If with reference to the right-handed system of mutually perpendicular unit vectors $\hat{i}, \hat{j}$ and $\hat{k}$,$\vec{\alpha} = 3\hat{i} - \hat{j}$ and $\vec{\beta} = 2\hat{i} + \hat{j} - 3\hat{k}$,then express $\vec{\beta}$ in the form $\vec{\beta} = \vec{\beta}_{1} + \vec{\beta}_{2}$,where $\vec{\beta}_{1}$ is parallel to $\vec{\alpha}$ and $\vec{\beta}_{2}$ is perpendicular to $\vec{\alpha}$.

Let $\vec{\beta}_{1} = \lambda \vec{\alpha}$,where $\lambda$ is a scalar.

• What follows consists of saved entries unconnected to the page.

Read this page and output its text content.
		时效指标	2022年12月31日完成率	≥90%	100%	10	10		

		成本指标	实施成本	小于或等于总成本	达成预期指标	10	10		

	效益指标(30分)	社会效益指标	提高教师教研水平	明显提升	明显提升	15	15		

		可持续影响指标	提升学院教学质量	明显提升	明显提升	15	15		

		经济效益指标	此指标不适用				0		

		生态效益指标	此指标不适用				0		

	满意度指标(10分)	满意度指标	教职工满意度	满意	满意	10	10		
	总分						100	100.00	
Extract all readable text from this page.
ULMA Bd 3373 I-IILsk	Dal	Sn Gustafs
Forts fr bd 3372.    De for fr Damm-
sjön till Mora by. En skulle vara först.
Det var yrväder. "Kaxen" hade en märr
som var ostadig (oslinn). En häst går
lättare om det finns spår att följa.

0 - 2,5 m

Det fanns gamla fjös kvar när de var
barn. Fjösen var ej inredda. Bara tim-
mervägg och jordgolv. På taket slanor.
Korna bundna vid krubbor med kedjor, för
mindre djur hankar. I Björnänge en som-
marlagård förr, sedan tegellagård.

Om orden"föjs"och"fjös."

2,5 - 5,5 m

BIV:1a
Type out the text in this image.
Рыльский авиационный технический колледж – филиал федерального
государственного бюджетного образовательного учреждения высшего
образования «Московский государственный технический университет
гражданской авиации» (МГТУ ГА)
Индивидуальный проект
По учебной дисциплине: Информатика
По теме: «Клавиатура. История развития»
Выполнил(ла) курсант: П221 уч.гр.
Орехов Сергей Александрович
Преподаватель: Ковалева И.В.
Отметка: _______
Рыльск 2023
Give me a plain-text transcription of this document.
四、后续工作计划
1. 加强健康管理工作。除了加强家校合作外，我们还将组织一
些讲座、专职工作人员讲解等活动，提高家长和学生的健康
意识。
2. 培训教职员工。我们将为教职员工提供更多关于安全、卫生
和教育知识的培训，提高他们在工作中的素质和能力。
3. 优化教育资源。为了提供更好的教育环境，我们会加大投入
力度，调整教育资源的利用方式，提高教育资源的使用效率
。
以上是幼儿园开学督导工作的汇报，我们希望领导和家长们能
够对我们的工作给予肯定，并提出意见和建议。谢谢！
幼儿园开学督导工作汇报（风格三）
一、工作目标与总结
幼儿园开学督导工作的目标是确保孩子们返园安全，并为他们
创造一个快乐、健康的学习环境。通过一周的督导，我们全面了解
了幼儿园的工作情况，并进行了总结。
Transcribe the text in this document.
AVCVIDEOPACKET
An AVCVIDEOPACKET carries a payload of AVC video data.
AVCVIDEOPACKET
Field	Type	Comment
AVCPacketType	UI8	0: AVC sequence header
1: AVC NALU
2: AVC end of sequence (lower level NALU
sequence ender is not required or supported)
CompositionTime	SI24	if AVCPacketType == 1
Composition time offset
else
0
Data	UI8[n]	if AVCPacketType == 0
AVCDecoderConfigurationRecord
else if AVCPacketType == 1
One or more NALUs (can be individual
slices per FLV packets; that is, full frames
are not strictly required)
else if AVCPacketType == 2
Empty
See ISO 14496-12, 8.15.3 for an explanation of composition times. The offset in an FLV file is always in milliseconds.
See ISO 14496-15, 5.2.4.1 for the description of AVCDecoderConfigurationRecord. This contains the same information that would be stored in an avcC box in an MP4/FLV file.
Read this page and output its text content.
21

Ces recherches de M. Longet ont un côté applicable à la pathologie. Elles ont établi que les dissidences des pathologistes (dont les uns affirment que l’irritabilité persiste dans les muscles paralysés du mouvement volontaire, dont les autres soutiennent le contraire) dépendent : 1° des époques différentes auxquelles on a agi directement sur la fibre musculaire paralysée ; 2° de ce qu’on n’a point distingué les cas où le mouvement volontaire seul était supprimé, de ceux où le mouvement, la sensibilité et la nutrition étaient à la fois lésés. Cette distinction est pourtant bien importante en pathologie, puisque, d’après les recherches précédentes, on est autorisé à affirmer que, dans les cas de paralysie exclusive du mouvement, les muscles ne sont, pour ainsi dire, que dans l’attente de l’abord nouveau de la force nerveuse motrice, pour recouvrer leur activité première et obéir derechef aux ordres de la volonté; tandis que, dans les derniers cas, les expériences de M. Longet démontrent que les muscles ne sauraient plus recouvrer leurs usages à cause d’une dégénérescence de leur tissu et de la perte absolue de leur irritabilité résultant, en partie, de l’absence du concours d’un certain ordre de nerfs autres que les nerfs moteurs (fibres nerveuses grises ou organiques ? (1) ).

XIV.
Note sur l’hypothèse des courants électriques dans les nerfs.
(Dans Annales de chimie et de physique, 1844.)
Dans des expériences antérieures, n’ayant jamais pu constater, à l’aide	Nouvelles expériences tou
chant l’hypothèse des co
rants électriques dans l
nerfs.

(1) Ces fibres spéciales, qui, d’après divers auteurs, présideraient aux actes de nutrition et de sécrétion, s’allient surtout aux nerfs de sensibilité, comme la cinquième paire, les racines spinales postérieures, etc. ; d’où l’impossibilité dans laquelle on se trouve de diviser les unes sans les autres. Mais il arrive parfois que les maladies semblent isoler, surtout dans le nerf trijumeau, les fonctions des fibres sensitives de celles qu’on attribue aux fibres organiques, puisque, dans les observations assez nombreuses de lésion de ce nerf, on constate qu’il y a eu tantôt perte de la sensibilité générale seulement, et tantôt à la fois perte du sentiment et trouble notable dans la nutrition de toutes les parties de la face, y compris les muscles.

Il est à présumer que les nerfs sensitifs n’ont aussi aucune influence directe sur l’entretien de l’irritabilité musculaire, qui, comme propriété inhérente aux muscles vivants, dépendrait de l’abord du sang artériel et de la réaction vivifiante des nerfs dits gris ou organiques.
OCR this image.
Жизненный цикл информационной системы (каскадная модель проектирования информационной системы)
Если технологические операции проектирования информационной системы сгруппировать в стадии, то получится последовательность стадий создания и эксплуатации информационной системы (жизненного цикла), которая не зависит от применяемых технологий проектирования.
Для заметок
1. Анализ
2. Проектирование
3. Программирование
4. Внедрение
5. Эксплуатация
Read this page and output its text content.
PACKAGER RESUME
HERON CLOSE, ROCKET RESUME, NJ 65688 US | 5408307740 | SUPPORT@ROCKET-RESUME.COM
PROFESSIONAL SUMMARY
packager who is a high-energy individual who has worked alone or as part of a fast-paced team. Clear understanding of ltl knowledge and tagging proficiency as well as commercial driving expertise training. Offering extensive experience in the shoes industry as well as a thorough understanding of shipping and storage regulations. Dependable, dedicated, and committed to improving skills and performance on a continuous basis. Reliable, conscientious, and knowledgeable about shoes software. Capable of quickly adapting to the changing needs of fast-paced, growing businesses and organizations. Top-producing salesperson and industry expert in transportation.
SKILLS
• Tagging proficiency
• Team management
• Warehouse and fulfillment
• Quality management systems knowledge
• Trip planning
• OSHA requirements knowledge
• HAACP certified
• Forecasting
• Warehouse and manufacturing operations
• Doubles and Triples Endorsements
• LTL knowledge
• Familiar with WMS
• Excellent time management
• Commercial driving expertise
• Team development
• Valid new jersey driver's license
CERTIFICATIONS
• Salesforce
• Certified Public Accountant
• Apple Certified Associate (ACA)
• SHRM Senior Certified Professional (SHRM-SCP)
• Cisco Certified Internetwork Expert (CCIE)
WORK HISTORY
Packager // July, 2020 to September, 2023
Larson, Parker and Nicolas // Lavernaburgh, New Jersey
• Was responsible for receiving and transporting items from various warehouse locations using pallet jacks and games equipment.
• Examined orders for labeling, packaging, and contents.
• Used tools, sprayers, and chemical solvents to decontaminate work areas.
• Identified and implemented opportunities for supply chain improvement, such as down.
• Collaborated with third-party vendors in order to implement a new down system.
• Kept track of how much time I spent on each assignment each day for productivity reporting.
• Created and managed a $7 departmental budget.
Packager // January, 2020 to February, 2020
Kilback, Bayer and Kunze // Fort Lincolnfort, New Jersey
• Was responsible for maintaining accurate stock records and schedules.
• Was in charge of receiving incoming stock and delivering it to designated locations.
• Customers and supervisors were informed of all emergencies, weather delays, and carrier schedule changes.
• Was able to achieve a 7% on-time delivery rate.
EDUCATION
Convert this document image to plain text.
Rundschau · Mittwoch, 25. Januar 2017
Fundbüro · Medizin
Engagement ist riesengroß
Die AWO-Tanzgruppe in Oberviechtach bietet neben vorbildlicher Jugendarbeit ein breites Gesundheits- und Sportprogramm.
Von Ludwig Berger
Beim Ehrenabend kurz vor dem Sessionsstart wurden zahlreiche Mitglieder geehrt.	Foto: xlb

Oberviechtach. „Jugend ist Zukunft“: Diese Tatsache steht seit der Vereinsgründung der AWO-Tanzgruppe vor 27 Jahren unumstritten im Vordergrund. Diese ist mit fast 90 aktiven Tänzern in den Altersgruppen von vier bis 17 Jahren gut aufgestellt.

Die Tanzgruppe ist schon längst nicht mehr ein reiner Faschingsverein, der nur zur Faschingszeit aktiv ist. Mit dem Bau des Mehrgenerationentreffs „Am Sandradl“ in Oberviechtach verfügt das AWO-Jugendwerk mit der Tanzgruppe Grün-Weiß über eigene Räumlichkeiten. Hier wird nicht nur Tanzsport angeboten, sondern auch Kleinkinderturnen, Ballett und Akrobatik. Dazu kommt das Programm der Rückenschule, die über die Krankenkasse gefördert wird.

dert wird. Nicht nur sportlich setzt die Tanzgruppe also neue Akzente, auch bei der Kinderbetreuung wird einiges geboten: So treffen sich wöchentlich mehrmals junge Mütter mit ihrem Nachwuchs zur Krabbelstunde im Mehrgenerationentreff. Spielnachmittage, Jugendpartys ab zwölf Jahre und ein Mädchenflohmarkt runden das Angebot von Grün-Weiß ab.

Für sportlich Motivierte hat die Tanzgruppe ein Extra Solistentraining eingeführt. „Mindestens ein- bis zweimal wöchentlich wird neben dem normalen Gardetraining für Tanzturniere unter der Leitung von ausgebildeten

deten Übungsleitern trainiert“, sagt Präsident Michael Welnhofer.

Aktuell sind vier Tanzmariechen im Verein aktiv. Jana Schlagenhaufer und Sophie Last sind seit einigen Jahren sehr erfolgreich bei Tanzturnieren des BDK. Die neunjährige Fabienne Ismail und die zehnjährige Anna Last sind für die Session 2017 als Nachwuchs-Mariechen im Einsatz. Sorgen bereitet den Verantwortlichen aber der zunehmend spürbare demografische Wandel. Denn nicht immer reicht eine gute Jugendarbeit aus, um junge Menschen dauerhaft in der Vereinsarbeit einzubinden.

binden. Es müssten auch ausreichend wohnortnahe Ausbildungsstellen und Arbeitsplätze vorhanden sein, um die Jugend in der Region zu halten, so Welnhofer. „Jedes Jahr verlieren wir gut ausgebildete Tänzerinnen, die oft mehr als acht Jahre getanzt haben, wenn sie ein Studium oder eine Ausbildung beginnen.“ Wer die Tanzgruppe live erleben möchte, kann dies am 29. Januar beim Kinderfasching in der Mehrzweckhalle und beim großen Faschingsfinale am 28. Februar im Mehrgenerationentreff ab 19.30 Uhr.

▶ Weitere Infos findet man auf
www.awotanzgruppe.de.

Then $\vec{\beta}_{1} = 3\lambda \hat{i} - \lambda \hat{j}$.
Now,$\vec{\beta}_{2} = \vec{\beta} - \vec{\beta}_{1} = (2 - 3\lambda) \hat{i} + (1 + \lambda) \hat{j} - 3\hat{k}$.
Since $\vec{\beta}_{2}$ is perpendicular to $\vec{\alpha}$,we have $\vec{\alpha} \cdot \vec{\beta}_{2} = 0$.
$3(2 - 3\lambda) - 1(1 + \lambda) = 0$
$6 - 9\lambda - 1 - \lambda = 0$
$5 - 10\lambda = 0 \implies \lambda = \frac{1}{2}$.
Thus,$\vec{\beta}_{1} = \frac{3}{2}\hat{i} - \frac{1}{2}\hat{j}$ and $\vec{\beta}_{2} = \frac{1}{2}\hat{i} + \frac{3}{2}\hat{j} - 3\hat{k}$.